私は醜い欲がなければもう生きていけなくなった。もう遅かった。自分を責めなければ生きていけない。私が撮られるのが悪いのだ。私がスカートなんか履くから悪いのだ。私が女の子だったから悪いのだ。


ある女の子は自分を売った。対価として、紙切れ2枚と一人きりの不幸を手に入れた。彼女は、自分の性欲が少女の時に出会ったおじさんと同じなのだと思うともっと汚したくなった。その時好きだった人に魅せる性欲がどうしても汚れて見えた。汚れてるはずなのに純粋な性欲だと言い聞かせてする性行為に後ろめたさを感じて申し訳なくなった。彼女は、自分のもつ性欲は綺麗ではないからここにいちゃいけないと思った。こんなことしちゃいけないと思った。

お風呂の壁に、心の中で死ねと書いた。彼は音楽関係の人で、彼の企画する小さな箱ライブに、大森靖子ちゃんを何度も呼んだり一緒に宅飲みしたりする事もあったらしい。彼女は偶然があまりにも皮肉で悔しかった。
ホテルの天井には大きな鏡があって自分が映っていた。汚い自分が映っていた。本当の自分が映っていた。怖くなって涙が出て怖くなって息が出来なくなった。「大丈夫?」と声をかけてくれた。

そう、私は大丈夫。

私は大丈夫なのだ。何があっても大丈夫な人間なのだ。息が出来なくなっても自分でなんとかした。大丈夫という呪文を心の中で何度も唱え、何度も自分を慰めた。
私は憎まれるべき人間なのだ。


綺麗な性欲に私が触れる余地など皆無で私が全て悪いのだ。性欲は綺麗なものなんだと必死で信じた。然し理解できなかった。とても鋭くおぞましいものだと教えられ生きてきたから理解できなかった。

私は自分の性欲を受け入れなければいけない。今は少しずつだけど認めようと頑張っている。

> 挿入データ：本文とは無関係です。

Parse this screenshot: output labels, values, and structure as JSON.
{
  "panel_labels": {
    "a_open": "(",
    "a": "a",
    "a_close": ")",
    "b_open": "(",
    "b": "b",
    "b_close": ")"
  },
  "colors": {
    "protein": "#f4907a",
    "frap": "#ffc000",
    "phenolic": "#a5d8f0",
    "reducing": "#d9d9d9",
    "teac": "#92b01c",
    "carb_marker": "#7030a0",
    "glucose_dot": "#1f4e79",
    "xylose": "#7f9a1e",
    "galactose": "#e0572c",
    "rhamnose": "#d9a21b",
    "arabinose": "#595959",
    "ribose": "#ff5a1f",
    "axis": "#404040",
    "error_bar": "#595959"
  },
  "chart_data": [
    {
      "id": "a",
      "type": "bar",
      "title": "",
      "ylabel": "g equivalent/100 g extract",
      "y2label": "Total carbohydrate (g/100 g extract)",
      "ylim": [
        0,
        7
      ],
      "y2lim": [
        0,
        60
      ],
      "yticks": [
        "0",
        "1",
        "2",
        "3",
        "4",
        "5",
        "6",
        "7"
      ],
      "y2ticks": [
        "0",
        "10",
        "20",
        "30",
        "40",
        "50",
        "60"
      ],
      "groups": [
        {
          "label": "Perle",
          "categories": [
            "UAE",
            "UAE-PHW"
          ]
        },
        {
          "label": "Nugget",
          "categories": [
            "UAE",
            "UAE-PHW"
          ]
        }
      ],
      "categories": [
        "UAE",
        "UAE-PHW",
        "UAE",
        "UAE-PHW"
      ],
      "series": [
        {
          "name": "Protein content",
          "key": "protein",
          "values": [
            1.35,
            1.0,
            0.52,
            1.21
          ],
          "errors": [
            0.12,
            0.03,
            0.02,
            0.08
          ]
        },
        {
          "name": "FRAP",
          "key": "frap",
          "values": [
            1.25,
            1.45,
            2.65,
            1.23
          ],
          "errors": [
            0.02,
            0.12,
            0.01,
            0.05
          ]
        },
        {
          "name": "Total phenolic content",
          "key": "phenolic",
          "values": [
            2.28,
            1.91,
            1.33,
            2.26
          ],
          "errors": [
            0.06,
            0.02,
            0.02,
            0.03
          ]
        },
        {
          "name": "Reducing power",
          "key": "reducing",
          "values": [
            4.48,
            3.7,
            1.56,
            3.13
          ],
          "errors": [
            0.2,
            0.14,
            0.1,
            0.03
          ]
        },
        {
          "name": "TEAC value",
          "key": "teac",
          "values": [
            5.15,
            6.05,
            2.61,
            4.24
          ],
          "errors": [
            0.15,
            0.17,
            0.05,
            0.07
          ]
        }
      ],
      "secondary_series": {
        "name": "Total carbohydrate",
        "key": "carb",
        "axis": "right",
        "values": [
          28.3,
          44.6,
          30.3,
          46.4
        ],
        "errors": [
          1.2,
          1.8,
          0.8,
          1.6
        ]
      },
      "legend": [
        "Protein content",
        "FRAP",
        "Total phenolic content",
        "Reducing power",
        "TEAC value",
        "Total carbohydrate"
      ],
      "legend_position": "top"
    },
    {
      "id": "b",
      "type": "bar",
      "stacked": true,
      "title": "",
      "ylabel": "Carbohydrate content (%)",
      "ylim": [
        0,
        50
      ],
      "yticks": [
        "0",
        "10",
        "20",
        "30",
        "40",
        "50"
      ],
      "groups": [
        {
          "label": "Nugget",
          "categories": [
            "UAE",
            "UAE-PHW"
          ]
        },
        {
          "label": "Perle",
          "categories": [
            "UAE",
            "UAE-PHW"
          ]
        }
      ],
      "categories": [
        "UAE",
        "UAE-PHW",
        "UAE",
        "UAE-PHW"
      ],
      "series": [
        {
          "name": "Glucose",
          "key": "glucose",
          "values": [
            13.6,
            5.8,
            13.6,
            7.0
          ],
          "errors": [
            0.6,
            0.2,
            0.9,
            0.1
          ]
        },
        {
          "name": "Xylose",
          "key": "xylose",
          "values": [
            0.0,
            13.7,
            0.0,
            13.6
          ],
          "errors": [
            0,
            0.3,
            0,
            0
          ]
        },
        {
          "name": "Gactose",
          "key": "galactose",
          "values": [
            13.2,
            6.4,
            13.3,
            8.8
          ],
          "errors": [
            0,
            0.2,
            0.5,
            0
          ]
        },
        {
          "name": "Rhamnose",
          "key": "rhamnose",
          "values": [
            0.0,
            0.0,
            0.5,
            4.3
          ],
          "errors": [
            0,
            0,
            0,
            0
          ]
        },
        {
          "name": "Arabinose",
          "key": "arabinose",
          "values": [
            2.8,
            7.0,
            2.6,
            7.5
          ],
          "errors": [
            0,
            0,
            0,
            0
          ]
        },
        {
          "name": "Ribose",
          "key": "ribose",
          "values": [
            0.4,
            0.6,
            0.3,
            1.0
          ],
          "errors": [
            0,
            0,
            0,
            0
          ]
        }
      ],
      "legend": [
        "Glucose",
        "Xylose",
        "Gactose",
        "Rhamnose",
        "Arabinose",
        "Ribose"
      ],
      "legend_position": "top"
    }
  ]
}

どうして私の性欲が汚されなければいけなかったのか。どうして私でなければいけなかったのか。もうそんな思いをする子が出てきてほしくない。女の子に限らず男の子も傷ついてはならない。私みたいになってほしくない。すごく悲しい。

すごくすごくつらくて涙が出る。
私が穢いだけなのでどうか軽蔑してください。

彼女もみんなも自分を大切にしてほしいです。